Three is the threshold where a pattern has survived enough independent evidence to be worth carrying forward. Entries already promoted are detected via similarity against project/tasks/ and project/institutional.md and skipped — the chain is idempotent. Matching entries reinforce the existing project-scope entry (bumping reinforcement_count) instead of being re-promoted.

Proxy exclusion

is_proxy_learning() filters any entry sourced from proxy paths before clustering runs. A human's preferences shouldn't leak into the project's institutional record, regardless of how often they recur.

Project → Global

filter_project_agnostic() evaluates entries via a pluggable judge function — typically an LLM asked whether the learning generalizes beyond the current project. The default is conservative: nothing promotes on judge failure. Silent fallback to "promote by default" is exactly the failure mode the promotion chain exists to prevent.

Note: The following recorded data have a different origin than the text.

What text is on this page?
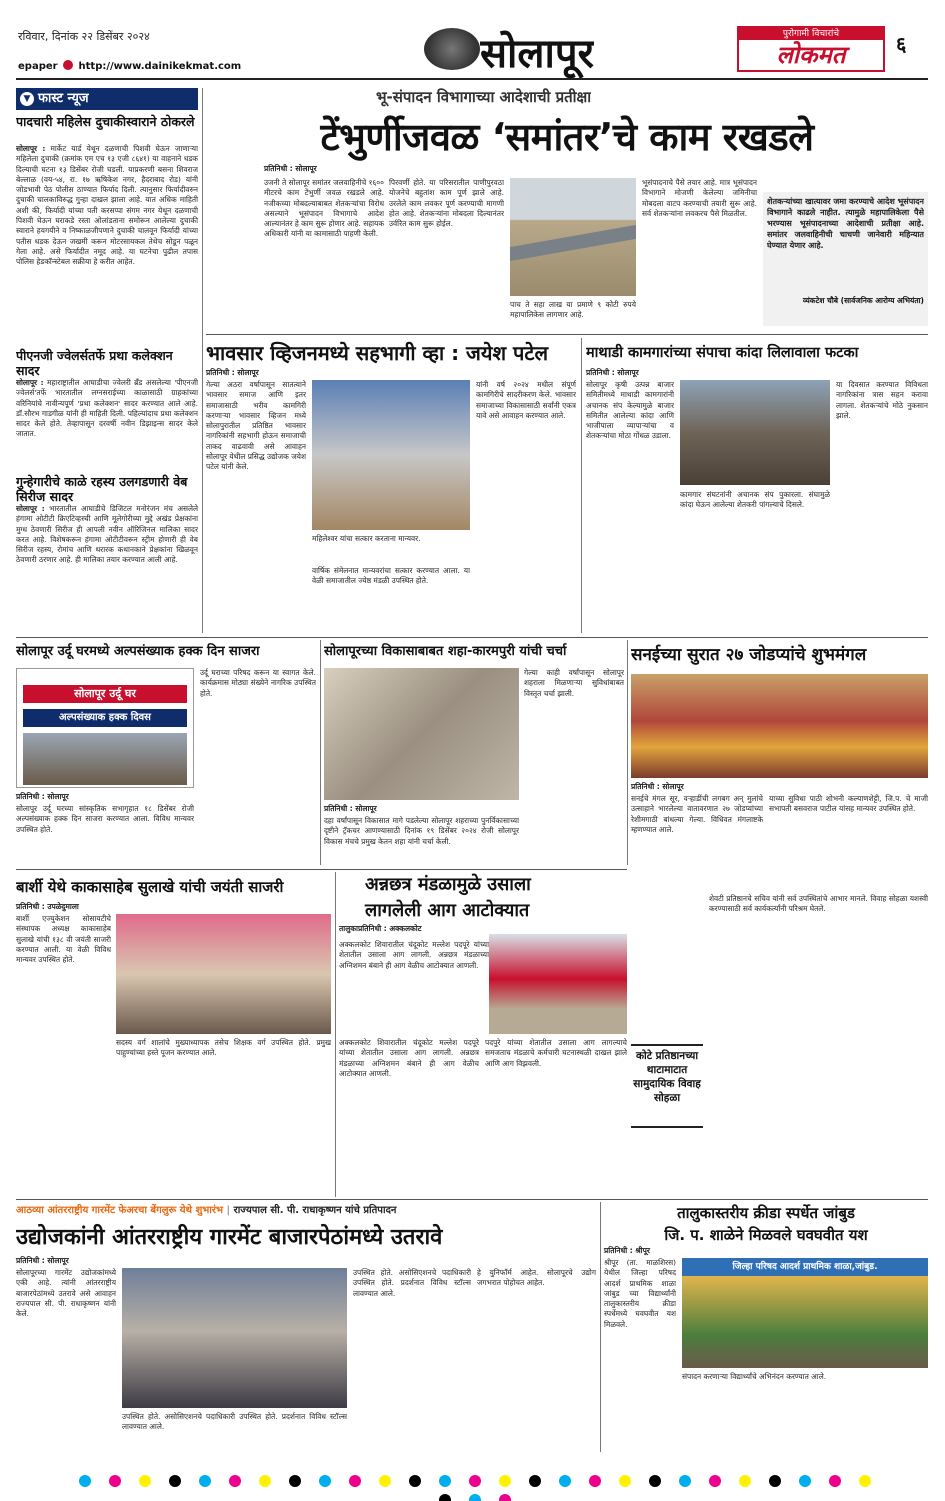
रविवार, दिनांक २२ डिसेंबर २०२४
epaper http://www.dainikekmat.com	सोलापूर	पुरोगामी विचारांचे
लोकमत	६
▼ फास्ट न्यूज
पादचारी महिलेस दुचाकीस्वाराने ठोकरले
सोलापूर : मार्केट यार्ड येथून दळणाची पिशवी घेऊन जाणाऱ्या महिलेला दुचाकी (क्रमांक एम एच १३ एजी ८६४१) या वाहनाने धडक दिल्याची घटना १३ डिसेंबर रोजी घडली. याप्रकरणी बसना शिवराज बेल्लाळ (वय-५४, रा. १७ ऋषिकेश नगर, हैदराबाद रोड) यांनी जोडभावी पेठ पोलीस ठाण्यात फिर्याद दिली. त्यानुसार फिर्यादीवरुन दुचाकी चालकाविरुद्ध गुन्हा दाखल झाला आहे. यात अधिक माहिती अशी की, फिर्यादी यांच्या पती करसप्पा संगम नगर येथून दळणाची पिशवी घेऊन घराकडे रस्ता ओलांडताना समोरून आलेल्या दुचाकी स्वाराने हयगयीने व निष्काळजीपणाने दुचाकी चालवून फिर्यादी यांच्या पतीस धडक देऊन जखमी करून मोटरसायकल तेथेच सोडून पळून गेला आहे. असे फिर्यादीत नमूद आहे. या घटनेचा पुढील तपास पोलिस हेडकॉन्स्टेबल सक्रीया हे करीत आहेत.
पीएनजी ज्वेलर्सतर्फे प्रथा कलेक्शन सादर
सोलापूर : महाराष्ट्रातील आघाडीचा ज्वेलरी ब्रँड असलेल्या 'पीएनजी ज्वेलर्स'तर्फे भारतातील लग्नसराईच्या काळासाठी ग्राहकांच्या वरिनियांचे नावीन्यपूर्ण 'प्रथा कलेक्शन' सादर करण्यात आले आहे. डॉ.सौरभ गाडगीळ यांनी ही माहिती दिली. पहिल्यांदाच प्रथा कलेक्शन सादर केले होते. तेव्हापासून दरवर्षी नवीन डिझाइन्स सादर केले जातात.
गुन्हेगारीचे काळे रहस्य उलगडणारी वेब सिरीज सादर
सोलापूर : भारतातील आघाडीचे डिजिटल मनोरंजन मंच असलेले हंगामा ओटीटी क्रिएटिव्हस्ची आणि मूलेगोरीच्या मुद्दे अखंड प्रेक्षकांना मुग्ध ठेवणारी सिरीज ही आपली नवीन ऑरिजिनल मालिका सादर करत आहे. विशेषकरून हंगामा ओटीटीवरून स्ट्रीम होणारी ही वेब सिरीज रहस्य, रोमांच आणि थरारक कथानकाने प्रेक्षकांना खिळवून ठेवणारी ठरणार आहे. ही मालिका तयार करण्यात आली आहे.
भू-संपादन विभागाच्या आदेशाची प्रतीक्षा
टेंभुर्णीजवळ ‘समांतर’चे काम रखडले
प्रतिनिधी : सोलापूर
उजनी ते सोलापूर समांतर जलवाहिनीचे १६०० मीटरचे काम टेंभुर्णी जवळ रखडले आहे. नजीकच्या मोबदल्याबाबत शेतकऱ्यांचा विरोध असल्याने भूसंपादन विभागाचे आदेश आल्यानंतर हे काम सुरू होणार आहे. सहायक अधिकारी यांनी या कामासाठी पाहणी केली.
पिरवर्णी होते. या परिसरातील पाणीपुरवठा योजनेचे बहुतांश काम पूर्ण झाले आहे. उरलेले काम लवकर पूर्ण करण्याची मागणी होत आहे. शेतकऱ्यांना मोबदला दिल्यानंतर उर्वरित काम सुरू होईल.
पाच ते सहा लाख या प्रमाणे ९ कोटी रुपये महापालिकेस लागणार आहे.
भूसंपादनाचे पैसे तयार आहे. मात्र भूसंपादन विभागाने मोजणी केलेल्या जमिनीचा मोबदला वाटप करण्याची तयारी सुरू आहे. सर्व शेतकऱ्यांना लवकरच पैसे मिळतील.
शेतकऱ्यांच्या खात्यावर जमा करण्याचे आदेश भूसंपादन विभागाने काढले नाहीत. त्यामुळे महापालिकेला पैसे भरण्यास भूसंपादनाच्या आदेशाची प्रतीक्षा आहे. समांतर जलवाहिनीची चाचणी जानेवारी महिन्यात घेण्यात येणार आहे.
व्यंकटेश चौबे (सार्वजनिक आरोग्य अभियंता)
भावसार व्हिजनमध्ये सहभागी व्हा : जयेश पटेल
प्रतिनिधी : सोलापूर
गेल्या अठरा वर्षापासून सातत्याने भावसार समाज आणि इतर समाजासाठी भरीव कामगिरी करणाऱ्या भावसार व्हिजन मध्ये सोलापुरातील प्रतिष्ठित भावसार नागरिकांनी सहभागी होऊन समाजाची ताकद वाढवावी असे आवाहन सोलापूर येथील प्रसिद्ध उद्योजक जयेश पटेल यांनी केले.
महिलेश्वर यांचा सत्कार करताना मान्यवर.
वार्षिक संमेलनात मान्यवरांचा सत्कार करण्यात आला. या वेळी समाजातील ज्येष्ठ मंडळी उपस्थित होते.
यांनी वर्ष २०२४ मधील संपूर्ण कामगिरीचे सादरीकरण केले. भावसार समाजाच्या विकासासाठी सर्वांनी एकत्र यावे असे आवाहन करण्यात आले.
माथाडी कामगारांच्या संपाचा कांदा लिलावाला फटका
प्रतिनिधी : सोलापूर
सोलापूर कृषी उत्पन्न बाजार समितीमध्ये माथाडी कामगारांनी अचानक संप केल्यामुळे बाजार समितीत आलेल्या कांदा आणि भाजीपाला व्यापाऱ्यांचा व शेतकऱ्यांचा मोठा गोंधळ उडाला.
कामगार संघटनांनी अचानक संप पुकारला. संघामुळे कांदा घेऊन आलेल्या शेतकरी पांगल्याचे दिसले.
या दिवसात करण्यात विविधता नागरिकांना त्रास सहन करावा लागला. शेतकऱ्यांचे मोठे नुकसान झाले.
सोलापूर उर्दू घरमध्ये अल्पसंख्याक हक्क दिन साजरा
सोलापूर उर्दू घर
अल्पसंख्याक हक्क दिवस
उर्दू घराच्या परिषद करून या स्वागत केले. कार्यक्रमास मोठ्या संख्येने नागरिक उपस्थित होते.
प्रतिनिधी : सोलापूर
सोलापूर उर्दू घरच्या सांस्कृतिक सभागृहात १८ डिसेंबर रोजी अल्पसंख्याक हक्क दिन साजरा करण्यात आला. विविध मान्यवर उपस्थित होते.
सोलापूरच्या विकासाबाबत शहा-कारमपुरी यांची चर्चा
गेल्या काही वर्षांपासून सोलापूर शहराला मिळणाऱ्या सुविधांबाबत विस्तृत चर्चा झाली.
प्रतिनिधी : सोलापूर
दहा वर्षांपासून विकासात मागे पडलेल्या सोलापूर शहराच्या पुनर्विकासाच्या दृष्टीने ट्रॅकचर आणण्यासाठी दिनांक १९ डिसेंबर २०२४ रोजी सोलापूर विकास मंचचे प्रमुख केतन शहा यांनी चर्चा केली.
सनईच्या सुरात २७ जोडप्यांचे शुभमंगल
प्रतिनिधी : सोलापूर
सनईचे मंगल सूर, वऱ्हाडींची लगबग अन् मुलांचे उत्साहाने भारलेल्या वातावरणात २७ जोडप्यांच्या रेशीमगाठी बांधल्या गेल्या. विधिवत मंगलाष्टके म्हणण्यात आले.
याच्या सुविधा पाठी शोभनी कल्याणशेट्टी, जि.प. चे माजी सभापती बसवराज पाटील यांसह मान्यवर उपस्थित होते.
कोटे प्रतिष्ठानच्या थाटामाटात सामुदायिक विवाह सोहळा
शेवटी प्रतिष्ठानचे सचिव यांनी सर्व उपस्थितांचे आभार मानले. विवाह सोहळा यशस्वी करण्यासाठी सर्व कार्यकर्त्यांनी परिश्रम घेतले.
बार्शी येथे काकासाहेब सुलाखे यांची जयंती साजरी
प्रतिनिधी : उपळेदुमाला
बार्शी एज्युकेशन सोसायटीचे संस्थापक अध्यक्ष काकासाहेब सुलाखे यांची १३८ वी जयंती साजरी करण्यात आली. या वेळी विविध मान्यवर उपस्थित होते.
सदस्य वर्ग शालांचे मुख्याध्यापक तसेच शिक्षक वर्ग उपस्थित होते. प्रमुख पाहुण्यांच्या हस्ते पूजन करण्यात आले.
अन्नछत्र मंडळामुळे उसाला
लागलेली आग आटोक्यात
तालुकाप्रतिनिधी : अक्कलकोट
अक्कलकोट शिवारातील चंदूकोट मल्लेश पदपूरे यांच्या शेतातील उसाला आग लागली. अन्नछत्र मंडळाच्या अग्निशमन बंबाने ही आग वेळीच आटोक्यात आणली.
अक्कलकोट शिवारातील चंदूकोट मल्लेश पदपूरे यांच्या शेतातील उसाला आग लागली. अन्नछत्र मंडळाच्या अग्निशमन बंबाने ही आग वेळीच आटोक्यात आणली.
पदपुरे यांच्या शेतातील उसाला आग लागल्याचे समजताच मंडळाचे कर्मचारी घटनास्थळी दाखल झाले आणि आग विझवली.
आठव्या आंतरराष्ट्रीय गारमेंट फेअरचा बेंगलुरू येथे शुभारंभ | राज्यपाल सी. पी. राधाकृष्णन यांचे प्रतिपादन
उद्योजकांनी आंतरराष्ट्रीय गारमेंट बाजारपेठांमध्ये उतरावे
प्रतिनिधी : सोलापूर
सोलापूरच्या गारमेंट उद्योजकांमध्ये एकी आहे. त्यांनी आंतरराष्ट्रीय बाजारपेठांमध्ये उतरावे असे आवाहन राज्यपाल सी. पी. राधाकृष्णन यांनी केले.
उपस्थित होते. असोसिएशनचे पदाधिकारी उपस्थित होते. प्रदर्शनात विविध स्टॉल्स लावण्यात आले.
उपस्थित होते. असोसिएशनचे पदाधिकारी उपस्थित होते. प्रदर्शनात विविध स्टॉल्स लावण्यात आले.
हे युनिफॉर्म आहेत. सोलापूरचे उद्योग जगभरात पोहोचत आहेत.
तालुकास्तरीय क्रीडा स्पर्धेत जांबुड
जि. प. शाळेने मिळवले घवघवीत यश
प्रतिनिधी : श्रीपूर
श्रीपूर (ता. माळशिरस) येथील जिल्हा परिषद आदर्श प्राथमिक शाळा जांबुड च्या विद्यार्थ्यांनी तालुकास्तरीय क्रीडा स्पर्धेमध्ये घवघवीत यश मिळवले.
जिल्हा परिषद आदर्श प्राथमिक शाळा,जांबुड.
संपादन करणाऱ्या विद्यार्थ्यांचे अभिनंदन करण्यात आले.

Infrastructure-ready but not yet triggered automatically — project-to-global promotion runs manually for now while the judge prompt is tuned.

Provenance

MemoryEntry carries optional promoted_from and promoted_at fields (empty-string defaults) so every promoted learning records where it came from. This matters for two reasons:

  1. Retraction. If a project-level learning is later disproven, entries promoted from it can be traced and reviewed.
  2. Attribution. Credit assignment — which session produced a learning that graduated to global — is a signal we want to preserve for the case study and for debugging.

Extraction scopes

After each completed session, the system orchestrates extraction across multiple scopes before promotion runs:

  • Streams — observations, escalation, intent-alignment
  • Rollups — team, session, project, global
  • Temporal — prospective, in-flight, corrective

Each scope extracts structured entries with YAML frontmatter, filtering for patterns durable enough to warrant promotion. The promote() function in teaparty/learning/episodic/summarize.py implements all rollup and temporal scopes, and teaparty/learning/extract.py::_call_promote orchestrates the scope-by-scope walk for each session. Post-write compaction runs for session, project, and global scopes via _try_compact().

All rollup scopes (team, session, project, global) and temporal scopes (prospective, in-flight, corrective) are implemented end-to-end. The reflection points that feed prospective and in-flight were added as CfA phase-transition hooks in engine.py (write_premortem at intent→planning, write_assumption_checkpoint at phase milestones). Signal quality currently varies across the temporal scopes — retrospective is richest, prospective mostly mirrors the approved PLAN, in-flight assumptions are heuristically inferred. The milestone-4 calibration-stack rewrite will revisit signal quality across the four moments.